Interfacial Shear Rheology of Oil-Water Interfaces: Investigating Effects of Aging, Salt Type, and Concentration

Understanding the rheological behavior of oil-water interfaces is critical for optimizing processes, such as emulsion stabilization, enhanced oil recovery, and oil-water separation. Using interfacial rheology measurements, we probe the mechanical response of crude oil-water interfaces under various conditions, including aging time, type of electrolyte, ionic strength, and the presence of nanoparticles (NPs) that form Pickering emulsions. Specifically, we examine how the storage (G ') and loss modulus (G '') evolve with time under different conditions. We find that ionic strength plays a dominant role in modulating interfacial viscoelasticity with low ionic strength leading to faster increases in moduli and stronger interfacial structures, regardless of the specific ions present. Contrary to expectations, divalent ions, including Ca2+ and SO4 2-, did not significantly enhance viscoelasticity compared to monovalent ones. Furthermore, a high ionic strength suppresses the viscoelastic response, possibly due to screening and compression of the electrical double layer.
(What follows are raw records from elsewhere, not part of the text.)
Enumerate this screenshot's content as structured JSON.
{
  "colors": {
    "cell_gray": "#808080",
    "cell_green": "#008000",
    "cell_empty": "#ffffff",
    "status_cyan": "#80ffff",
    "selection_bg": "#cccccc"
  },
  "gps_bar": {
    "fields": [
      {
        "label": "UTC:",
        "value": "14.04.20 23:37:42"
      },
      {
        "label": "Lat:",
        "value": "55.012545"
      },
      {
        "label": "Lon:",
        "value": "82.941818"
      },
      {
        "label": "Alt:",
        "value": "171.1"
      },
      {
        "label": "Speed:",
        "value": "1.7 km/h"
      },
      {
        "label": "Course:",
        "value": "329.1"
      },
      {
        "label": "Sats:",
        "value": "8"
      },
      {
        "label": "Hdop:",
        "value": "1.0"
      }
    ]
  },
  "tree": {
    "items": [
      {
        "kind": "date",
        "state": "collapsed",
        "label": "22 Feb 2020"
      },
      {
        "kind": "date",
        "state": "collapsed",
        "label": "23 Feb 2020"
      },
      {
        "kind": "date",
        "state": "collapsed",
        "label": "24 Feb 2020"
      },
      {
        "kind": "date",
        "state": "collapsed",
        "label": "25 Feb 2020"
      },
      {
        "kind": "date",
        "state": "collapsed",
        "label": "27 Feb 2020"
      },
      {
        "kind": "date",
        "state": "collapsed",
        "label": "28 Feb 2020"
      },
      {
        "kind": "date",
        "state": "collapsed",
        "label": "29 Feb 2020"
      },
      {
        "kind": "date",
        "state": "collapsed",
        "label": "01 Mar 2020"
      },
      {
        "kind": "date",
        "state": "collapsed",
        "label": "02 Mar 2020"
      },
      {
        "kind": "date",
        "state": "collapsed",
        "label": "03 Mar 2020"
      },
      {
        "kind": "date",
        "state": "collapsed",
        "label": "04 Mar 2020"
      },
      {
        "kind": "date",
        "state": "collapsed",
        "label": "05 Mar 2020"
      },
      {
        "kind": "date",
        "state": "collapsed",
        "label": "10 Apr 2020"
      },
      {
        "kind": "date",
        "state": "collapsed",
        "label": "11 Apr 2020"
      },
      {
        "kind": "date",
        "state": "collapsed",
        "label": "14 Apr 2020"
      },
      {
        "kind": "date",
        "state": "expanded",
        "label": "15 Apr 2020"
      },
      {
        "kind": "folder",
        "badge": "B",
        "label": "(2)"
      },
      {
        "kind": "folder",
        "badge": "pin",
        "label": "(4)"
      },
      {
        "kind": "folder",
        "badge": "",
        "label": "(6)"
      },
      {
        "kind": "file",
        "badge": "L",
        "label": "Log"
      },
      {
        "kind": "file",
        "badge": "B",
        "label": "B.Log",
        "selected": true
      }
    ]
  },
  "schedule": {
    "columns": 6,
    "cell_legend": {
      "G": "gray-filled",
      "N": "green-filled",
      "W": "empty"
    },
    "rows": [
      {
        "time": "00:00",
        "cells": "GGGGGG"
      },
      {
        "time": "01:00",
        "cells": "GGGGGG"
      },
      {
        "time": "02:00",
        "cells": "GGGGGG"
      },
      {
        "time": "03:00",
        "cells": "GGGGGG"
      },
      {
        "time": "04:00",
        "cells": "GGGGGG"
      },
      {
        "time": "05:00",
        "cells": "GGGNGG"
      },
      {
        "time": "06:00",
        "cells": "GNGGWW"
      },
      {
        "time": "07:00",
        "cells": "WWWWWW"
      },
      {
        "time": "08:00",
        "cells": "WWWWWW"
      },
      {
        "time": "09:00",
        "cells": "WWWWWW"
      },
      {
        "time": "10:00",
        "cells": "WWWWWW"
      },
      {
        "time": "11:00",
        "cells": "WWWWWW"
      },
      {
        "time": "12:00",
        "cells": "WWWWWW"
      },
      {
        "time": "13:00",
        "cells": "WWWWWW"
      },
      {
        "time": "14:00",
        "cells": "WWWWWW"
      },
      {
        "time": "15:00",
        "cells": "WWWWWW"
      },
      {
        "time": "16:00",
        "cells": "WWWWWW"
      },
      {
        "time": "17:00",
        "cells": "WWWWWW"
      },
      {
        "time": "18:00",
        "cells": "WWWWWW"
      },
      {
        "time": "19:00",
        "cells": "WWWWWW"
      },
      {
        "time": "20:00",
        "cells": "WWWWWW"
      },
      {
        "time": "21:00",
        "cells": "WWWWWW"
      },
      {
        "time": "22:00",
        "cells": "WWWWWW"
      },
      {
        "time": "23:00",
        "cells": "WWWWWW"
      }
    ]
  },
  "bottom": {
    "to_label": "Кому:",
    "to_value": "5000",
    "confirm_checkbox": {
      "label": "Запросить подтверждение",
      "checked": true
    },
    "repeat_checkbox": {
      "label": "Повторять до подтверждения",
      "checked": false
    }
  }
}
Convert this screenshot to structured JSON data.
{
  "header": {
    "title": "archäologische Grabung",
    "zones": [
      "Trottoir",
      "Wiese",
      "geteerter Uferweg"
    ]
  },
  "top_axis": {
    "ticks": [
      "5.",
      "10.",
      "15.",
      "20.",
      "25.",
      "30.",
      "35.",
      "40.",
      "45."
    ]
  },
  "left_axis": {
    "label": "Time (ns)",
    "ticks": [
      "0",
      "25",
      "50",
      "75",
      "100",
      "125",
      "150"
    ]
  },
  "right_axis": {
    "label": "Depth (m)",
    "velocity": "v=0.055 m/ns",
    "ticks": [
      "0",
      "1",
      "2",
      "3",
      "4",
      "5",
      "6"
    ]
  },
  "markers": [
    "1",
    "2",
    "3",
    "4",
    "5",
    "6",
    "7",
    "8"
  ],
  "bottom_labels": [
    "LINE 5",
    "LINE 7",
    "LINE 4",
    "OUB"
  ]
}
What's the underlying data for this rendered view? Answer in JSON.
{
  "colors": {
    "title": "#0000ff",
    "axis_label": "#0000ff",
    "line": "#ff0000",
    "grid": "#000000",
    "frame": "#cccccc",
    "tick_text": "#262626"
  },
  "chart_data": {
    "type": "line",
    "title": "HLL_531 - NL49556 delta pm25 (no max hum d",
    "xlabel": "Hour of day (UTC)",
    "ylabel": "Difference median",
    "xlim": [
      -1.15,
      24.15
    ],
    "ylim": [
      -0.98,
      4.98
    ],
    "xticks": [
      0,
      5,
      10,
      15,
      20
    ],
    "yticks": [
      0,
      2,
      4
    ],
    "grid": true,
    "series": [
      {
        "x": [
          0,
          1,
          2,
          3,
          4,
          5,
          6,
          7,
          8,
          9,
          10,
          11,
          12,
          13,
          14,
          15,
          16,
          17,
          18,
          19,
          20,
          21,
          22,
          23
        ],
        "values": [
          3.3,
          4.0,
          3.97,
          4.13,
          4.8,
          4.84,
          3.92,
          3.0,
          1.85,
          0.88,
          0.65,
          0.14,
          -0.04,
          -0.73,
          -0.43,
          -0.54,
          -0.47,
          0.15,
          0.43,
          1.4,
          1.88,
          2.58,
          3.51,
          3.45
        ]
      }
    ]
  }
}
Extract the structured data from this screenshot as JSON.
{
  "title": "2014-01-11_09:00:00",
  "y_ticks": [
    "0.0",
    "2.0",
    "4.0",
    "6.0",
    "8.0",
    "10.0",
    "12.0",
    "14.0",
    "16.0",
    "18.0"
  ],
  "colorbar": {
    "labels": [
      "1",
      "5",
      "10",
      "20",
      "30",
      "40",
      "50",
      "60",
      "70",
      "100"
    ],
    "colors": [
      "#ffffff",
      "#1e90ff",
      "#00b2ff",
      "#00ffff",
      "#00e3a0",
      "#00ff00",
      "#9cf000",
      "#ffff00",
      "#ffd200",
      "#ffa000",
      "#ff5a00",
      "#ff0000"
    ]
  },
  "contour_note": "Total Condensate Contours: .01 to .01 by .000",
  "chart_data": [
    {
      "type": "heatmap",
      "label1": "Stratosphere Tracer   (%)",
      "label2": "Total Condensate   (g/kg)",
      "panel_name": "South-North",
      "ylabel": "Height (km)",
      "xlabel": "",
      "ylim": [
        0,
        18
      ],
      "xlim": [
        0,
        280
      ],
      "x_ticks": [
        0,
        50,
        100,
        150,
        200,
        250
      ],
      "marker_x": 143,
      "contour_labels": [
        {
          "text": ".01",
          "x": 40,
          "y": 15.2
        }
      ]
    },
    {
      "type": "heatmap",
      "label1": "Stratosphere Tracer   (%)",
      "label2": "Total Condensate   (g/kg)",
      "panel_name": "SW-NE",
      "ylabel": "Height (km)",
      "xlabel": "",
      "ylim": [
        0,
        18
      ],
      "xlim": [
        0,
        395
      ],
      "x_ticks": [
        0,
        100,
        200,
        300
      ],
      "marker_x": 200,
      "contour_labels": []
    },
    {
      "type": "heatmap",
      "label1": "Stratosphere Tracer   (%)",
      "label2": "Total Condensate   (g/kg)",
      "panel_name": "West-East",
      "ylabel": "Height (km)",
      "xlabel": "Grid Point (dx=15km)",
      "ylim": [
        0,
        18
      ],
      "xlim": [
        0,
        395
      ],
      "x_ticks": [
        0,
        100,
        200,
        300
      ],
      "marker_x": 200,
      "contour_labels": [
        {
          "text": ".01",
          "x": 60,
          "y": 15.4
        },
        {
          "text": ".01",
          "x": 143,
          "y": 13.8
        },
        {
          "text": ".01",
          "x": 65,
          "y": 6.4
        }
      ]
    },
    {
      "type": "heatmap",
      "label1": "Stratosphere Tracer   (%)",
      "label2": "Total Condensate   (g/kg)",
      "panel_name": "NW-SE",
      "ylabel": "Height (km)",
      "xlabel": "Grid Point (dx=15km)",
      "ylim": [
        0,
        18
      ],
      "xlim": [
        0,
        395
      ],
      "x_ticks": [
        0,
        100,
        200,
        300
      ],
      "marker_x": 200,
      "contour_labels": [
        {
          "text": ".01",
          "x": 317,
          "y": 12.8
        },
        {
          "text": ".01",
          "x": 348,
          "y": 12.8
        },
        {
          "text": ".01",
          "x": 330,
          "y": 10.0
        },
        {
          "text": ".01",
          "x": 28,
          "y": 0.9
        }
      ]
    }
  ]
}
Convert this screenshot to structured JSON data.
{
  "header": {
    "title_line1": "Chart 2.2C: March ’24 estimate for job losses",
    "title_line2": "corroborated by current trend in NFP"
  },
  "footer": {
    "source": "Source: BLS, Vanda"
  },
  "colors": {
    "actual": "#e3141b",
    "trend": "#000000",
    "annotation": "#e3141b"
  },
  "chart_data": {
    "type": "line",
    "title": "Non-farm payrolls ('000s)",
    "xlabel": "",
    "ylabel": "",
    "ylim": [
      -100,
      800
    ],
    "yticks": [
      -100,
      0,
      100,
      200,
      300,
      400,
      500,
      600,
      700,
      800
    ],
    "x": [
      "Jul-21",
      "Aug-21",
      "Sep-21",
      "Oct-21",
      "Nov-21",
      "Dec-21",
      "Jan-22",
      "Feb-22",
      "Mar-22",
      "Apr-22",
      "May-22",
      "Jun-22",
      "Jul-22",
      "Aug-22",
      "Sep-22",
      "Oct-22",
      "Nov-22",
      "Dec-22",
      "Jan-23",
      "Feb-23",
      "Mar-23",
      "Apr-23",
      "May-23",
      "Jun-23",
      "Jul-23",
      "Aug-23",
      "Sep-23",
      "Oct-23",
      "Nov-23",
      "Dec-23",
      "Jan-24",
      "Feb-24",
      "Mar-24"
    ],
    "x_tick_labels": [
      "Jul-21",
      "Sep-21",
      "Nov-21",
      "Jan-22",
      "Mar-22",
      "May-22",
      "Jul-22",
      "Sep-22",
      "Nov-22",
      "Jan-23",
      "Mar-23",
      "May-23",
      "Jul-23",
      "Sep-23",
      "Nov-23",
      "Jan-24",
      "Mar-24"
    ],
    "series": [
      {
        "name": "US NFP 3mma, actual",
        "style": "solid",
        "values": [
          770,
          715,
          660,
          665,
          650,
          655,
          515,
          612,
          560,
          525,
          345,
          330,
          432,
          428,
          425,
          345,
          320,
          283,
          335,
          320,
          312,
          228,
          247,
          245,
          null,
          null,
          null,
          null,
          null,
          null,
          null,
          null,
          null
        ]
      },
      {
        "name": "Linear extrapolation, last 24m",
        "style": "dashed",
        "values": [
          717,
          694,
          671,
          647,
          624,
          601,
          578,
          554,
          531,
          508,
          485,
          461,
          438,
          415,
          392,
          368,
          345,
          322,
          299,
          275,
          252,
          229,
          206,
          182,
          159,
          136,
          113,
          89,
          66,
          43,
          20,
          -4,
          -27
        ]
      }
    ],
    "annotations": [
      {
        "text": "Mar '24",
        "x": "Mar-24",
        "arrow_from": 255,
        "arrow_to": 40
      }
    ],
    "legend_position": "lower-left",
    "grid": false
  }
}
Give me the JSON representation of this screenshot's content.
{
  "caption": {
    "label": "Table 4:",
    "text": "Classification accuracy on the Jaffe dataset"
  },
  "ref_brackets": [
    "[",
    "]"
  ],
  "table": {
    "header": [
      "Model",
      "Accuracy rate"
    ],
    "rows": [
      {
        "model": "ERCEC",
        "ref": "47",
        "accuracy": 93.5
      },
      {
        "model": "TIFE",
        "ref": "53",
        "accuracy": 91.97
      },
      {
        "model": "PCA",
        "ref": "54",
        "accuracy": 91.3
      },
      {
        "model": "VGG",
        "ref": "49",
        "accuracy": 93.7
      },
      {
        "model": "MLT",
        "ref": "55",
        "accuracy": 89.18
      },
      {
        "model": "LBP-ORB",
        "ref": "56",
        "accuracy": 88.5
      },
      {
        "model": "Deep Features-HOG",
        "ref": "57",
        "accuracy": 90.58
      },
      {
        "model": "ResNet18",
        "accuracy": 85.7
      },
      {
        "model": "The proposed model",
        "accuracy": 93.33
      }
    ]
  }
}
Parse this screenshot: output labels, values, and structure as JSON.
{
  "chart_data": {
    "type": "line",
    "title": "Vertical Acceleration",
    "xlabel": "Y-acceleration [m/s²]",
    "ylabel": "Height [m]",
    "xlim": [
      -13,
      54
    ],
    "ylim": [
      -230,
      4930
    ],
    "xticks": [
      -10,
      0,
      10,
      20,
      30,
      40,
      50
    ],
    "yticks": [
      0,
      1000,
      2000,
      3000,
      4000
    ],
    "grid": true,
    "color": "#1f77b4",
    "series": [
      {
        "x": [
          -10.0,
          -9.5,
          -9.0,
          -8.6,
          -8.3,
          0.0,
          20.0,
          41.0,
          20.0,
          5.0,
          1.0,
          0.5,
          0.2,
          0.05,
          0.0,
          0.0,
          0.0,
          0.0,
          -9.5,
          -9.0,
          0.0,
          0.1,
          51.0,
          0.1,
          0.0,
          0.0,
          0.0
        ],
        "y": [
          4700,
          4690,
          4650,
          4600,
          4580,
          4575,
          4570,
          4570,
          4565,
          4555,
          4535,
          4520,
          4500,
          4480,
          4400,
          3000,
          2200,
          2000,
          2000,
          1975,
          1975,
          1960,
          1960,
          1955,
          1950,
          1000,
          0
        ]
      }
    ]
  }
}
Nanoparticle assembly at the oil-water interface dramatically enhances interfacial viscoelasticity, with the effect being more pronounced when the particles are suspended in brine containing a mixture of monovalent and divalent ions, suggesting that nanoparticles reduce electrostatic repulsion and facilitate stronger interfacial networks. These insights provide a new understanding of interfacial dynamics in crude oil-water systems, offering potential improvements for practical applications such as emulsion control and enhanced oil recovery.